After running a comparison job, the following files/directories are generated under the specified `output_dir` and `job_name`:

### **overall_test_report**

Summary DataFrame with row counts, matched counts, duplicate counts, missing rows, and test status for each dataset.

| dataset_name | count                | matched_count | duplicate_count         | missing_rows           | test_status |
|--------------|----------------------|---------------|------------------------|------------------------|-------------|
| table1       | {"source": 100, "target": 98} | 97            | {"source": 0, "target": 1} | {"source": 1, "target": 3} | PASSED      |

---

### **col_lvl_test_report**

Column-level report showing the count of unmatched values for each non-key column.

| dataset_name | column_name | unmatched_rows_count |
|--------------|-------------|---------------------|
| table1       | colA        | 2                   |
| table1       | colB        | 0                   |

---

### **row_lvl_test_report**

Row-level report with primary keys, duplicate count, missing row status, and match status for each row.

| dataset_name | id | duplicate_count | missing_row_status   | all_rows_matched |
|--------------|----|----------------|----------------------|------------------|
| table1       | 1  | 0              | PRESENT_IN_BOTH      | true             |
| table1       | 2  | 0              | MISSING_AT_TARGET    | false            |

---

### **unmatched_rows/**

Directory containing one file per column with all rows where that column did not match between source and target.
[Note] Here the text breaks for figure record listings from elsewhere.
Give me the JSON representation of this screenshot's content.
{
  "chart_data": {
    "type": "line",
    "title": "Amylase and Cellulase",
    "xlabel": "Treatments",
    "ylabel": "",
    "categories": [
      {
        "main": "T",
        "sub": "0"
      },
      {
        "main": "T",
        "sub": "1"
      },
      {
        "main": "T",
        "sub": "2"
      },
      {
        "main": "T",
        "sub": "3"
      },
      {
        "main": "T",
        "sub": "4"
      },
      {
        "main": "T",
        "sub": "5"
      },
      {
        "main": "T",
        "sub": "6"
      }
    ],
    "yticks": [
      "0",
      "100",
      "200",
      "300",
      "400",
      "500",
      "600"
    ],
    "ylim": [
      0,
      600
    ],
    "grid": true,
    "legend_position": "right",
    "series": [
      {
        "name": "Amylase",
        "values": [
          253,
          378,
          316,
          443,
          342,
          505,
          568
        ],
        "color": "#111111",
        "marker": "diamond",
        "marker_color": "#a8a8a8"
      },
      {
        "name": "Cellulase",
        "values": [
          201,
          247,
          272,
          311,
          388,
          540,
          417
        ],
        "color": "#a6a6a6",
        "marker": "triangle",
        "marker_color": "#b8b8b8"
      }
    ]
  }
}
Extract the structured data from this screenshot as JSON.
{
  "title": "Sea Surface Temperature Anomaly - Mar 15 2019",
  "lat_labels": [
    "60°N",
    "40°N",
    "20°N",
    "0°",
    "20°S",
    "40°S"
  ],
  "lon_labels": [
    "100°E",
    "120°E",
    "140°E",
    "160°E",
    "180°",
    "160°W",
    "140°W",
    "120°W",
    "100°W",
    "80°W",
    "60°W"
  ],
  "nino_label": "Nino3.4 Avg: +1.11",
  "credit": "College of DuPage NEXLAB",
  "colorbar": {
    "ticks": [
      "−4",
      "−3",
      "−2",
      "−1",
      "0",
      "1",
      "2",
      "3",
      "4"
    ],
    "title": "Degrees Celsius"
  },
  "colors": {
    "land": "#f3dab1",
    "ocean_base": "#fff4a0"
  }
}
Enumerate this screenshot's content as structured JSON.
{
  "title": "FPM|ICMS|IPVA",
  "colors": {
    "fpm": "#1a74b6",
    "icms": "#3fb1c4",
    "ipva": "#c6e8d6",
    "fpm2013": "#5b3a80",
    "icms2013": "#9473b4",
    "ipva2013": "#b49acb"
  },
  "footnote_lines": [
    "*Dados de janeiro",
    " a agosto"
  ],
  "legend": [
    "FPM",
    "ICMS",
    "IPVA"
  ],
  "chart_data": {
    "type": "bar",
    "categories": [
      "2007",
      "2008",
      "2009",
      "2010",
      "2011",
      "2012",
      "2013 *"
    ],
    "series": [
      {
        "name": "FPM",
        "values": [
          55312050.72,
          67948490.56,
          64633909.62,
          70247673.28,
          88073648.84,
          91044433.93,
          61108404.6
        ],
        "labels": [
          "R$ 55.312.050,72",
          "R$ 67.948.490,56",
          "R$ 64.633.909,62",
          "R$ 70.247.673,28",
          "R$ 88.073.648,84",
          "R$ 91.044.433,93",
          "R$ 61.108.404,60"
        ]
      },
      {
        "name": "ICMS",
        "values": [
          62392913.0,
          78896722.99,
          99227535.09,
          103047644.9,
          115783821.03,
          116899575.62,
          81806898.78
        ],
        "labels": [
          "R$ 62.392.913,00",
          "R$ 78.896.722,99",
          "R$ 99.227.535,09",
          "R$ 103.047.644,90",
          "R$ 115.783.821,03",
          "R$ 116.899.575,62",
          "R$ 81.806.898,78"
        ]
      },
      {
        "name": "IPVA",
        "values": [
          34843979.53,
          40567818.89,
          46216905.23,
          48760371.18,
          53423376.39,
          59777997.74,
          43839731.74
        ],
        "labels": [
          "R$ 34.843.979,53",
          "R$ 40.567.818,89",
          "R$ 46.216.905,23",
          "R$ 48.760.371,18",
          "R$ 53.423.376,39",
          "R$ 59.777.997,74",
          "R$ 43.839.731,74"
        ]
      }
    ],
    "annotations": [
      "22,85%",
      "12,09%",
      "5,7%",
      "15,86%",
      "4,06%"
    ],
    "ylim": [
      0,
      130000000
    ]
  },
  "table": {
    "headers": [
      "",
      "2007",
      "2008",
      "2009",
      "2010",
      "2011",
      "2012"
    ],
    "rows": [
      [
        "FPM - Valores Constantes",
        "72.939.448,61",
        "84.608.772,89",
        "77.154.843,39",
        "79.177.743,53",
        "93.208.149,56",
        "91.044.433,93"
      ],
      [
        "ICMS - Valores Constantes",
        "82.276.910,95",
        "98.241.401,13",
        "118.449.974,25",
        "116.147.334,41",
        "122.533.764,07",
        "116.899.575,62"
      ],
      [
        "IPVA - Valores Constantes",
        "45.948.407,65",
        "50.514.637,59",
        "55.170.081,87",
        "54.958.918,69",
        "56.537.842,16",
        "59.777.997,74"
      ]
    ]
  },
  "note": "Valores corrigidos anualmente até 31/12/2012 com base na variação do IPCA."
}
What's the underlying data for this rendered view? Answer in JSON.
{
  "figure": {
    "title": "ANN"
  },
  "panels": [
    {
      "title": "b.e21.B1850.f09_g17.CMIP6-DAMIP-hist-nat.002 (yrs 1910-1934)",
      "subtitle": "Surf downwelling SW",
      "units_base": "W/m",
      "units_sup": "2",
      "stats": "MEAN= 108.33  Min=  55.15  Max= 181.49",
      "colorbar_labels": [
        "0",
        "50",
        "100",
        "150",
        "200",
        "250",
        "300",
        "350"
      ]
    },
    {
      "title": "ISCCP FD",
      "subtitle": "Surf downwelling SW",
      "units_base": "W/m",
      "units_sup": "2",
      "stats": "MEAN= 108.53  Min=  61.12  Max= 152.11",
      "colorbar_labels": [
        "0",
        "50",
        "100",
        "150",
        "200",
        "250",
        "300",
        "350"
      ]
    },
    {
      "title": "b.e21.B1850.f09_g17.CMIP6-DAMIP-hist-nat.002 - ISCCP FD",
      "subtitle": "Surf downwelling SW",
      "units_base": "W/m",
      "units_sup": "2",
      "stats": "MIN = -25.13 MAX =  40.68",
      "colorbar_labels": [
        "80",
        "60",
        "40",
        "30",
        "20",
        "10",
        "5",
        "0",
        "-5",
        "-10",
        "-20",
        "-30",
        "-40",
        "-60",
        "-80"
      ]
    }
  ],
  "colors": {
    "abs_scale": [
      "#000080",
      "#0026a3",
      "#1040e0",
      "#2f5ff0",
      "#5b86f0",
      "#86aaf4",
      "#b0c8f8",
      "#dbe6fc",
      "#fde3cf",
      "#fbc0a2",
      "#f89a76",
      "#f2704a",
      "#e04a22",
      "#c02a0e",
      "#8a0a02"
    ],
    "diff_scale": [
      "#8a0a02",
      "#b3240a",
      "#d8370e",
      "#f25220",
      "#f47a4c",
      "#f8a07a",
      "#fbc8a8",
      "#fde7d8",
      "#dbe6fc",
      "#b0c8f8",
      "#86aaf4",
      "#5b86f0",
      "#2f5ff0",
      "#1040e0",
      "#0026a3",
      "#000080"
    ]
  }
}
Example for `unmatched_rows/colA`:

| dataset_name | id | colA_src | colA_target |
|--------------|----|----------|-------------|
| table1       | 5  | foo      | bar         |
| table1       | 8  | baz      | qux         |

All outputs are written in the format specified by `output_file_format` (default: parquet).

---

## Notes

- The package requires PySpark and is intended for use in Spark environments.
- For more details on configuration options, see the `entities/config.py` dataclasses.